Competing on price is the worst type of competitive situation to be in. If you are competing on price, it means one of two things about your prospects:

  1. They don’t get it: You have not done a good job of explaining what you do or what you offer well enough to differentiate it from the rest of the mass market, or…
  2. They don’t care: You are selling to the wrong market entirely.

For #1, the problem is yours. You need to improve your pitch and approach. With #2, this is a waste of your time… nothing you say will resonate, because they aren’t your target market anyway.

Mutual fund managers today seem surprised to find themselves competing on price against robo-advisors like Wealthfront and Acorns… And they are not ready for it.

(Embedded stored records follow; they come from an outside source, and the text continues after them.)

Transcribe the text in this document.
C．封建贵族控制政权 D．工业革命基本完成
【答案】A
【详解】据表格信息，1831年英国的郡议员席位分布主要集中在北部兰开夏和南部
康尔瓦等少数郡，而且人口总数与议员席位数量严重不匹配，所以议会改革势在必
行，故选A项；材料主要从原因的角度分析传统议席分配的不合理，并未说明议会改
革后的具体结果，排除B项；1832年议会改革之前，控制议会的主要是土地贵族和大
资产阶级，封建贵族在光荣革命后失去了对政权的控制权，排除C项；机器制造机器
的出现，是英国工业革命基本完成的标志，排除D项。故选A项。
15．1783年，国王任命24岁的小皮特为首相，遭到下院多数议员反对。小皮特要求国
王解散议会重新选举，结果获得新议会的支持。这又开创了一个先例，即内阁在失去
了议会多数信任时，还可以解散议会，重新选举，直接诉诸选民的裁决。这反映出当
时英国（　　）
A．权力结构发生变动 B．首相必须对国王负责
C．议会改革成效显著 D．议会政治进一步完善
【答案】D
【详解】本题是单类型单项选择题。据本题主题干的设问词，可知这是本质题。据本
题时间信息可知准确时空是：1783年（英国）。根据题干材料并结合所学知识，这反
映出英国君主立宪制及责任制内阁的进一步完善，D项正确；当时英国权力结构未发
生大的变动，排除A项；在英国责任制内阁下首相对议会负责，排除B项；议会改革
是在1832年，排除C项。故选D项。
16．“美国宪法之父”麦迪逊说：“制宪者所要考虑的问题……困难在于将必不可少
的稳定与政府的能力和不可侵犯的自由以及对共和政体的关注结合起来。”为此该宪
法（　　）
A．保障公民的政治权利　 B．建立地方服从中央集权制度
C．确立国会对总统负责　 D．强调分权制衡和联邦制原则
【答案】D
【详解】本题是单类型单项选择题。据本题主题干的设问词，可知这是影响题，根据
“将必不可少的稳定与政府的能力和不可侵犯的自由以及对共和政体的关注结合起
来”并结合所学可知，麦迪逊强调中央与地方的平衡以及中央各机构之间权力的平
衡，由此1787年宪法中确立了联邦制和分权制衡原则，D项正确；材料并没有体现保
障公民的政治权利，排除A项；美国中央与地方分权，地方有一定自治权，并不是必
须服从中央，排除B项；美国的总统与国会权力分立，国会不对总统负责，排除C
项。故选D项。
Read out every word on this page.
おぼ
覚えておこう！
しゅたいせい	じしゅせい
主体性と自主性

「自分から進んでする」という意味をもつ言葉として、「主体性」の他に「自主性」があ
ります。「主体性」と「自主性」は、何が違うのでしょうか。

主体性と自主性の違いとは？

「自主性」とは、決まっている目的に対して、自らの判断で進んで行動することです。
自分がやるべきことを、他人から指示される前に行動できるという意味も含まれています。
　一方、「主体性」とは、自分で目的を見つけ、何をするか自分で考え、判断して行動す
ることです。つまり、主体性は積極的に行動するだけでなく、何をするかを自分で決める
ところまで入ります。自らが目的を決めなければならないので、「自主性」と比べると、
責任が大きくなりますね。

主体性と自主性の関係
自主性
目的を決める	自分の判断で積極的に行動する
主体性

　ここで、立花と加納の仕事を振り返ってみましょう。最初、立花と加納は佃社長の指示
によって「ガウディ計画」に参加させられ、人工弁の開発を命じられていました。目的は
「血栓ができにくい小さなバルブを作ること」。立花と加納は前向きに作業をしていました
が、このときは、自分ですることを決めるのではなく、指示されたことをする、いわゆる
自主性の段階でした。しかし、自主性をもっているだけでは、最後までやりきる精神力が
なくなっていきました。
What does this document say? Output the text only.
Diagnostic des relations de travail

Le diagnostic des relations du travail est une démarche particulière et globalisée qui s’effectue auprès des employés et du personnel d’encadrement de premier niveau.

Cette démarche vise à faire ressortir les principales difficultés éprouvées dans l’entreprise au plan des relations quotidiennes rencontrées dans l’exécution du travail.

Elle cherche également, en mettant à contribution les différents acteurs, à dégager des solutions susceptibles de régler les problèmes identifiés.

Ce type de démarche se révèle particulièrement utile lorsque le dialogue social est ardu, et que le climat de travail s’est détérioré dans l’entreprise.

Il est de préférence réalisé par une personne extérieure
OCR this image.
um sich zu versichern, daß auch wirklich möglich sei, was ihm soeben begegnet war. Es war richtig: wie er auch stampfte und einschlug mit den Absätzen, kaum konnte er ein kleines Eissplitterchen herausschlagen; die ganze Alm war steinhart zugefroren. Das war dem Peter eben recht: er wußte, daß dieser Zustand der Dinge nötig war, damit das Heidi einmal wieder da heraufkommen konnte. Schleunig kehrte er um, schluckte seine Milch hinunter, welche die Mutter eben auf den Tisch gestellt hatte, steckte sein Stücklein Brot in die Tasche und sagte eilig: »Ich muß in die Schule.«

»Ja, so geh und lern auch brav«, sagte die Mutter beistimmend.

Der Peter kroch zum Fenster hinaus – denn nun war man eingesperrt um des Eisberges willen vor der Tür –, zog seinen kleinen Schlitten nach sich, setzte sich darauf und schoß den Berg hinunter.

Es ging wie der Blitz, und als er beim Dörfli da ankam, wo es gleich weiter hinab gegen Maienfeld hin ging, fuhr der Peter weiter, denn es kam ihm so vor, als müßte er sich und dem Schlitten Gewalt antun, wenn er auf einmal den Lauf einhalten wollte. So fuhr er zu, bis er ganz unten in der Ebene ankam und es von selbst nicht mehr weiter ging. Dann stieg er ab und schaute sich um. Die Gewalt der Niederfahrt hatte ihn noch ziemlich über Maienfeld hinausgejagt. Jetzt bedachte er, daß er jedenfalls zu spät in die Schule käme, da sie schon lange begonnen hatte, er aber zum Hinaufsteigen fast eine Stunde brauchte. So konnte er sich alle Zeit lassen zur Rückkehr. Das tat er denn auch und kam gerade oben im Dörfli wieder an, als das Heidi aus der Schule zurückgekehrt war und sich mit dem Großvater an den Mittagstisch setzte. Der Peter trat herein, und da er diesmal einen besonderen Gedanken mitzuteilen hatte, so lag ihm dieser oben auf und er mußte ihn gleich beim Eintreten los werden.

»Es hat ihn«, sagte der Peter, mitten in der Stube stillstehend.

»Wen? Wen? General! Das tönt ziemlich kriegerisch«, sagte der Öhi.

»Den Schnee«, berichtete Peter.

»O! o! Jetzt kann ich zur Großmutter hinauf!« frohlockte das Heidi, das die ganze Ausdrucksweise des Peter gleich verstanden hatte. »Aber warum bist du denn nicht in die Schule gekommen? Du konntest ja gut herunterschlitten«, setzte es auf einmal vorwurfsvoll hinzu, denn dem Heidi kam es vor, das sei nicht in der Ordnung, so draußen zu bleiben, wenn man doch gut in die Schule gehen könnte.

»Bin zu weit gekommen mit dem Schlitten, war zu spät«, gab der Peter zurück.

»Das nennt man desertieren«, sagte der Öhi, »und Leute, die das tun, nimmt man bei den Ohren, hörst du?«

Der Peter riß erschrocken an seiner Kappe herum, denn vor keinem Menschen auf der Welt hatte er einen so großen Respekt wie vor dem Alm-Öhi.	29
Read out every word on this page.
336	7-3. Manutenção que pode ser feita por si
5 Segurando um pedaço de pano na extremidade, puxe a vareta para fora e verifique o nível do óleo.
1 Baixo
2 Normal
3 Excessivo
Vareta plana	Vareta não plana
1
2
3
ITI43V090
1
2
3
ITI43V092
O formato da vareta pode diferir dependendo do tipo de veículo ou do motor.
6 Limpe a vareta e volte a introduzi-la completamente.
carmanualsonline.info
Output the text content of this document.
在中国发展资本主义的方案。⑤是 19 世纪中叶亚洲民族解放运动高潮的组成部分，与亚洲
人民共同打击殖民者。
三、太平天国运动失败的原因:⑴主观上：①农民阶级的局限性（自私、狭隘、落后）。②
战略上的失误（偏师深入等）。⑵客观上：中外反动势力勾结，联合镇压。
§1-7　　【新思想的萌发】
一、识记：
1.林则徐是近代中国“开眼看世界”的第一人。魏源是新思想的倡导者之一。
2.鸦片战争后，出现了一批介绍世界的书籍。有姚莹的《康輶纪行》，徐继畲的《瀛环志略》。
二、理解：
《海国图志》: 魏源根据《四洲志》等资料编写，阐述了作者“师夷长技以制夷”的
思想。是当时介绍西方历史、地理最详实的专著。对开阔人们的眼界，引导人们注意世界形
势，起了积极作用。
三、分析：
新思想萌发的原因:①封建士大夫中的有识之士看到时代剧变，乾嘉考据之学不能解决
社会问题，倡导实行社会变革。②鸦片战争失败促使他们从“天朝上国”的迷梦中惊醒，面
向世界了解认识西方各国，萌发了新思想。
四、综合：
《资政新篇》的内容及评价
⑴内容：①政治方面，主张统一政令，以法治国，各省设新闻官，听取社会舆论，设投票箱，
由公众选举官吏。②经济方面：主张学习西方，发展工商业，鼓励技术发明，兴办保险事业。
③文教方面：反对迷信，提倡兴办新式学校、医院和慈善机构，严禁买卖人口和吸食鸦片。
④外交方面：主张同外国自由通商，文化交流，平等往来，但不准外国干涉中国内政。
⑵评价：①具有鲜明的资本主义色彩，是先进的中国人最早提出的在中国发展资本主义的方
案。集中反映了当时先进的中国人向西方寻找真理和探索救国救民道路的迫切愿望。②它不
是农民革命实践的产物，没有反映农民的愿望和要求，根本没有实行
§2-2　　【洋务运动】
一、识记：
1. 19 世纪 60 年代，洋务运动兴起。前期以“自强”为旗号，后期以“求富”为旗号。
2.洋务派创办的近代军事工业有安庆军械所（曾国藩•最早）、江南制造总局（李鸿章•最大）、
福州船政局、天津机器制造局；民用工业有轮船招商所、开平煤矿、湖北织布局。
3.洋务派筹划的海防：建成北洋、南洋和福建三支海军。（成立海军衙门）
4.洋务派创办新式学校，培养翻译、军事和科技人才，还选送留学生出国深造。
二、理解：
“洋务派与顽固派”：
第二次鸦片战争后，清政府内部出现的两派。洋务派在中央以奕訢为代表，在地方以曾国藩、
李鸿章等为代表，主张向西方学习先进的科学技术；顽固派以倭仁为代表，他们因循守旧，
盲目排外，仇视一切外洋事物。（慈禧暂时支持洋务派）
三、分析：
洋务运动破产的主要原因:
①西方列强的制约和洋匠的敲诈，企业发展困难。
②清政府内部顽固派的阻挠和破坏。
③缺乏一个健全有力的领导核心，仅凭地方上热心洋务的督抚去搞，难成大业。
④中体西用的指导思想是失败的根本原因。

This is because for years mutual fund managers enjoyed the asymmetrical relationship they had with their customers. They didn’t care, of course, if the customer didn’t understand what they did, it was better that way, in fact… After all, where did the customer have to go but to another mutual fund manager? They weren’t competing on price, but not on value either. They didn’t say to themselves…

 

“We’ll just charge less than this mutual fund manager service is worth, but a little more than it costs us to make, so we make everyone happy.”

 

So, mutual fund managers convinced Main Street that they could beat the market, but instead underperformed the market index funds, and still charged extremely high fees for their poor performance.

Now, after years of getting away with overcharging and under delivering, mutual fund managers are in for a reckoning. Their customers have been abused for so long that #1 is simply no longer an option… There’s no way to get that market back.

Unfortunately, it turns out that the customers as in #1 are the same customers as in #2 and now those customers not only don’t get it, but they just don’t care anymore either.